Enzo went against advice in taking on Villeneuve. He was proved right and the pair became close. Enzo was devastated by his death in an accident in qualifying at the Belgian GP in 1982. “His death has deprived us of a great champion, one that I loved very much,” he wrote. “I look back and see the faces of my loved ones, and among them I see him.”Then there were the cars. The mighty Tipo 500, Ascari’s championship-winning ride in 1952 and 1953, during which he won seven consecutive races, a record that stood until Sebastian Vettel broke it in 2013. There was the 246 Dino, the engine named for his son, when Hawthorn took the title in 1958 and the first V6-engined F1 car. The 70s boasted the 312T, a car that had developed from the 312B3, which Lauda had told a horrified Piero to inform his father was “a piece of shit”, illustrating that the Ferrari story has been far from plain sailing. Lauda took the 312T to two titles, in 1975 and 1977.

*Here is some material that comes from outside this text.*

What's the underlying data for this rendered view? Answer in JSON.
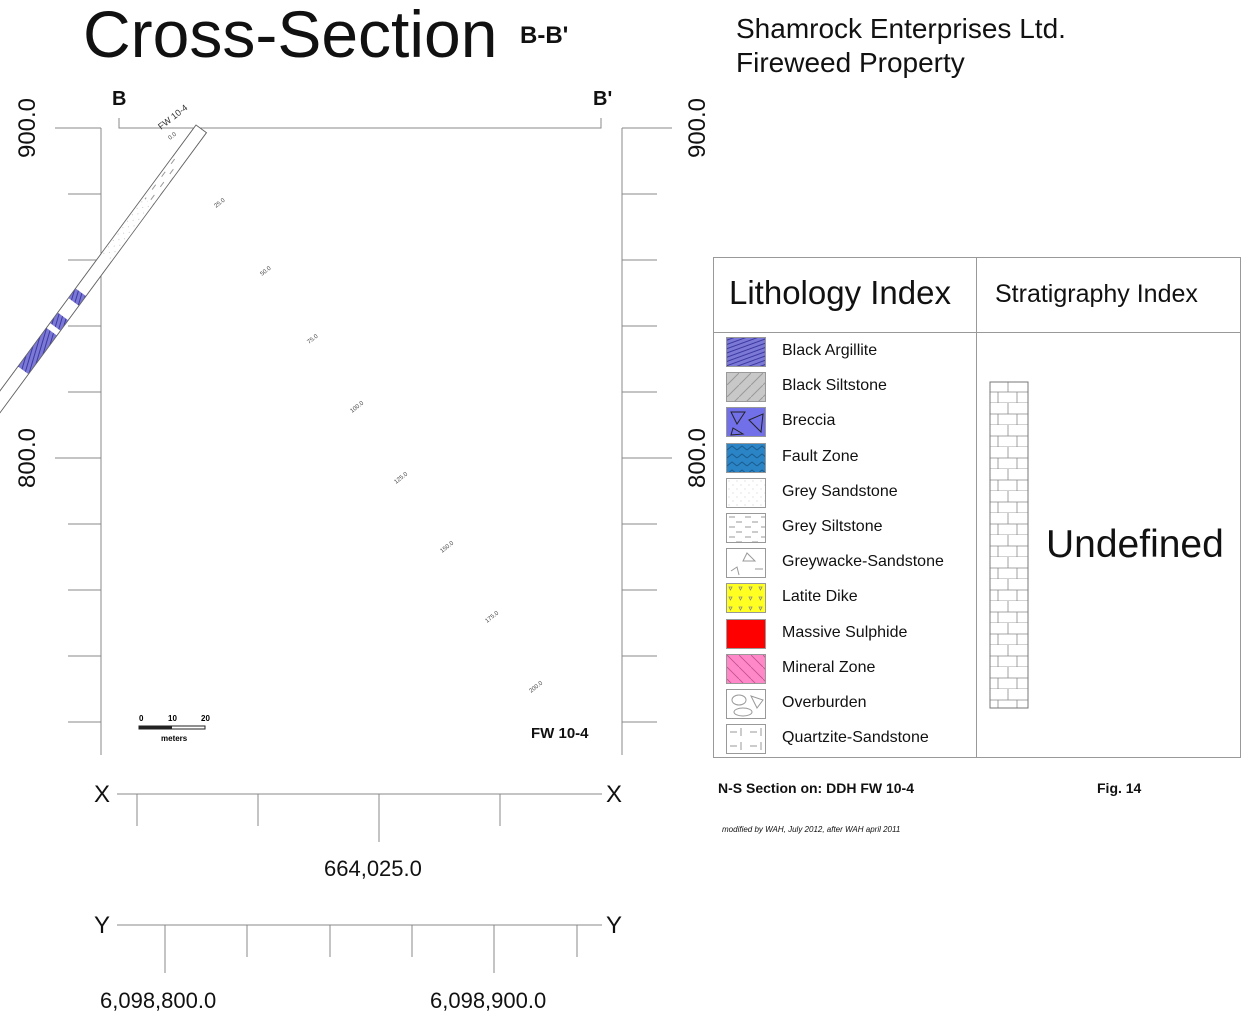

In the modern era perhaps a defining piece of engineering is the F2004, which helped Schumacher secure 13, and Ferrari 15, of the 18 races that year.

The team have not taken the drivers’ title since Kimi Räikkönen in 2007 and this season they will not do so and the Scuderia is going through another difficult period. Piero is confident their current travails will be overcome. “I speak with the team principal, Mattia Binotto, and the engineers,” he says. “I am confident. We have had difficult moments in the past and we came back. Ferrari will come back I have no doubt of that.”

There will almost certainly, then, be no celebratory victory for Ferrari to mark their 1,000th outing. Yet the team remain Enzo’s dream personified and Piero states definitively that F1 is the point of Ferrari’s existence. In at Formula One’s beginning, his team will stay through thick and thin.

“I hope there will be another 1,000 to come,” he says. “I will not be there to see it but I hope my grandchildren will. There has never been the question of do we race next year or not? Never. We are competing in F1 we have always been there. It is not a question. It is a fact. We are in F1 and we will continue.”